Растерянный и сбитый с толку, я тем не менее был потрясен. Даже при моем колоссальном невежестве я почувствовал, что здесь тщится проявить себя великая сила. Все мое существо пришло в волнение. Я ясно ощущал, что эти картины говорят мне о чем-то очень для меня важном, но о чем именно, я еще не знал. Они казались мне уродливыми, но в них была какая-то великая и нераскрытая тайна, что-то странно дразнящее и волнующее. Чувства, которые они во мне возбуждали, я не умел проанализировать: слова тут были бессильны. Мне начинало казаться, что Стрикленд в материальных вещах смутно провидел какую-то духовную сущность, сущность до того необычную, что он мог лишь в неясных символах намекать о ней. Точно среди хаоса вселенной он отыскал новую форму и в безмерной душевной тоске неумело пытался ее воссоздать. Я видел мученический дух, алчущий выразить себя и таким образом найти освобождение.
Я обернулся к Стрикленду.
– Мне кажется, вы избрали неправильный способ выражения.
– Что за околесицу вы несете?
– Вы, видимо, стараетесь что-то сказать – что именно, я не знаю, но сомневаюсь, можно ли это высказать средствами живописи.
Я ошибся, полагая, что картины Стрикленда дадут мне ключ к пониманию его странной личности. На деле они только заставили меня еще больше ему удивляться. Теперь я уже вовсе ничего не понимал. Единственное, что мне уяснилось, – но, может быть, и это была игра воображения, – что он жаждал освободиться от какой-то силы, завладевшей им. А какая это была сила и что значило освобождение от нее, оставалось туманным. Каждый из нас одинок в этом мире. Каждый заключен в медной башне и может общаться со своими собратьями лишь через посредство знаков. Но знаки не одни для всех, а потому их смысл темен и неверен. Мы отчаянно стремимся поделиться с другими сокровищами нашего сердца, но они не знают, как принять их, и потому мы одиноко бредем по жизни, бок о бок со своими спутниками, но не заодно с ними, не понимая их и не понятые ими. Мы похожи на людей, что живут в чужой стране, почти не зная ее языка; им хочется высказать много прекрасных, глубоких мыслей, но они обречены произносить лишь штампованные фразы из разговорника. В мозгу их бурлят идеи одна интересней другой, а сказать эти люди могут разве что: «Тетушка нашего садовника позабыла дома свой зонтик».
Итак, основное, что я вынес из картин Стрикленда, – неимоверное усилие выразить какое-то состояние души; в этом усилии, думал я, и следует искать объяснения тому, что так меня поразило. Краски и формы, несомненно, имели для Стрикленда значение, ему самому не вполне понятное. Он испытывал неодолимую потребность выразить то, что чувствовал, и единственно с этой целью создавал цвет и форму. Он, не колеблясь, упрощал, даже извращал и цвет, и форму, если это приближало его к тому неведомому, что он искал. Факты ничего не значили для него, ибо под грудой пустых случайностей он видел лишь то, что считал важным. Казалось, он познал душу вселенной и обязан был выразить ее. Пусть эти картины с первого взгляда смущали и озадачивали, но и волновали они до глубины души. И вот, сам не знаю отчего, я вдруг почувствовал, совсем уж неожиданно, жгучее сострадание к Стрикленду.

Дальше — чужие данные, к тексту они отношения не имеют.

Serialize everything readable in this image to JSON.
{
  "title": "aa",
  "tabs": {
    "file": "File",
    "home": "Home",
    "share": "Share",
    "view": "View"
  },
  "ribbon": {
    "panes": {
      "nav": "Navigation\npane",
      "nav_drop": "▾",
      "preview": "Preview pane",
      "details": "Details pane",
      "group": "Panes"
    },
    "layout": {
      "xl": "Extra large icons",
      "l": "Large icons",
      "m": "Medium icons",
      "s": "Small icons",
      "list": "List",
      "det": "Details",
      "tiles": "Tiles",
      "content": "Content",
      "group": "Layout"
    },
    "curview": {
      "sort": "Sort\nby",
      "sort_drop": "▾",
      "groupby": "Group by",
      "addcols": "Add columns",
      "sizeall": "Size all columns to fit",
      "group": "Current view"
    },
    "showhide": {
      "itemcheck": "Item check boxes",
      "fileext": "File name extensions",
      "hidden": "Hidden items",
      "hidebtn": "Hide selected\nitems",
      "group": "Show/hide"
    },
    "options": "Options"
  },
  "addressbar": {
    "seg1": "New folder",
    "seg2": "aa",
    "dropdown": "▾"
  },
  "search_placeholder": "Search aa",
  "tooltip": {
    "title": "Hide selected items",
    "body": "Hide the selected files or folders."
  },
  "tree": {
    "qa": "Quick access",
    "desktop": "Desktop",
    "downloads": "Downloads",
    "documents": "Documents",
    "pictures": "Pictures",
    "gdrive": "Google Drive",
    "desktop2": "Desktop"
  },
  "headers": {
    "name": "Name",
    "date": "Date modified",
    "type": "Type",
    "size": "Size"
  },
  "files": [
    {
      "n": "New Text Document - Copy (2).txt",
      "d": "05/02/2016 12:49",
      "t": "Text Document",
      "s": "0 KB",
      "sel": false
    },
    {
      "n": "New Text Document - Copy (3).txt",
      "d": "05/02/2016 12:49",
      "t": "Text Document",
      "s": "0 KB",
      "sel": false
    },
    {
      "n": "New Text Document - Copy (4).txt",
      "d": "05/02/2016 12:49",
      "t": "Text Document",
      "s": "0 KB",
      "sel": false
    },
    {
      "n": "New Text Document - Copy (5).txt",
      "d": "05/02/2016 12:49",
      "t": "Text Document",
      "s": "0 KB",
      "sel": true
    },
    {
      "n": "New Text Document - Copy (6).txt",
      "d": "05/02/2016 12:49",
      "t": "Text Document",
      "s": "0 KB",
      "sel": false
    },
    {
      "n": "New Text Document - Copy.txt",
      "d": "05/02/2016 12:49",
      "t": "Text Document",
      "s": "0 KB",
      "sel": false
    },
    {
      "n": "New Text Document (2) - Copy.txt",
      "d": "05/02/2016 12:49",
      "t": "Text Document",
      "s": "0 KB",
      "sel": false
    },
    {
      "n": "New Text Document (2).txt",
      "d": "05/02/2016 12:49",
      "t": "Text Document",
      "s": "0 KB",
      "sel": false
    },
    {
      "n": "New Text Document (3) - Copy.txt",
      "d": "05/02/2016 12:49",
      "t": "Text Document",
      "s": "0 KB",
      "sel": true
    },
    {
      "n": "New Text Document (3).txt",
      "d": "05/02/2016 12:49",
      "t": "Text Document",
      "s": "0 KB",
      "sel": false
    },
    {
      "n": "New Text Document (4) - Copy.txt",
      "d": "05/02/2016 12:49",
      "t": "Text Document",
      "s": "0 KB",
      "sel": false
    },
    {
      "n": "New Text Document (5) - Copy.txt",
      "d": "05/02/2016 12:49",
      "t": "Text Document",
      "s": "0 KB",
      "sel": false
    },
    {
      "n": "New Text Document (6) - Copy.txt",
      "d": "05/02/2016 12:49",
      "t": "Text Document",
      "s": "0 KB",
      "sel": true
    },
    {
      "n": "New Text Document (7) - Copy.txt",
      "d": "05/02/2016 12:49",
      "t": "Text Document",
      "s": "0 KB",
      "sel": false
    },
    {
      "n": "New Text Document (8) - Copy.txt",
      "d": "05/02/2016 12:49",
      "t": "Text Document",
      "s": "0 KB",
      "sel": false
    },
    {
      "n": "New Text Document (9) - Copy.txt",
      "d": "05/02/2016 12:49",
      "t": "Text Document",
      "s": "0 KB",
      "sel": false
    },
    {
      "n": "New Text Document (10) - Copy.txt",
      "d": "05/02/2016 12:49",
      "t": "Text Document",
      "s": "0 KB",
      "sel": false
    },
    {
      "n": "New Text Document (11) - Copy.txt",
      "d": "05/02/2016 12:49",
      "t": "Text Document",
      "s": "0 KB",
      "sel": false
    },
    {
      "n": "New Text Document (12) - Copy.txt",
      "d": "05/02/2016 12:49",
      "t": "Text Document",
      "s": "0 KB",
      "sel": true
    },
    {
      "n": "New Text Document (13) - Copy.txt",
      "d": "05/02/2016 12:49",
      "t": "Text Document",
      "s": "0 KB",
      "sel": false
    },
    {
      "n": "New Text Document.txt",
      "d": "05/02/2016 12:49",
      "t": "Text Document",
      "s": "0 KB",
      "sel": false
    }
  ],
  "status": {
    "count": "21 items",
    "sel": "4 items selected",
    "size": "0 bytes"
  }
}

– Теперь я, кажется, знаю, почему вы поддались своему чувству к Бланш Стрев, – сказал я.
– Почему?
– Мужество покинуло вас. Ваша телесная слабость сообщилась вашей душе. Я не знаю, какая тоска грызет вас, толкает вас на опасные одинокие поиски того, что должно изгнать демона, терзающего вашу душу. По-моему, вы вечный странник, стремящийся поклониться святыне, которой, возможно, и не существует. К какой непостижимой нирване вы стремитесь? Я не знаю. Да и вы, вероятно, не знаете. Может быть, вы ищете Правды и Свободы, и на мгновение вам почудилось, что любовь принесет вам вожделенное освобождение? Ваш утомленный дух искал, думается мне, покоя в объятиях женщины, но, не найдя его, вы эту женщину возненавидели. Вы были к ней беспощадны, потому что вы беспощадны к самому себе. Вы убили ее из страха, так как все еще дрожали перед опасностью, которой только что избегли.
Он холодно улыбнулся и потеребил свою бороду.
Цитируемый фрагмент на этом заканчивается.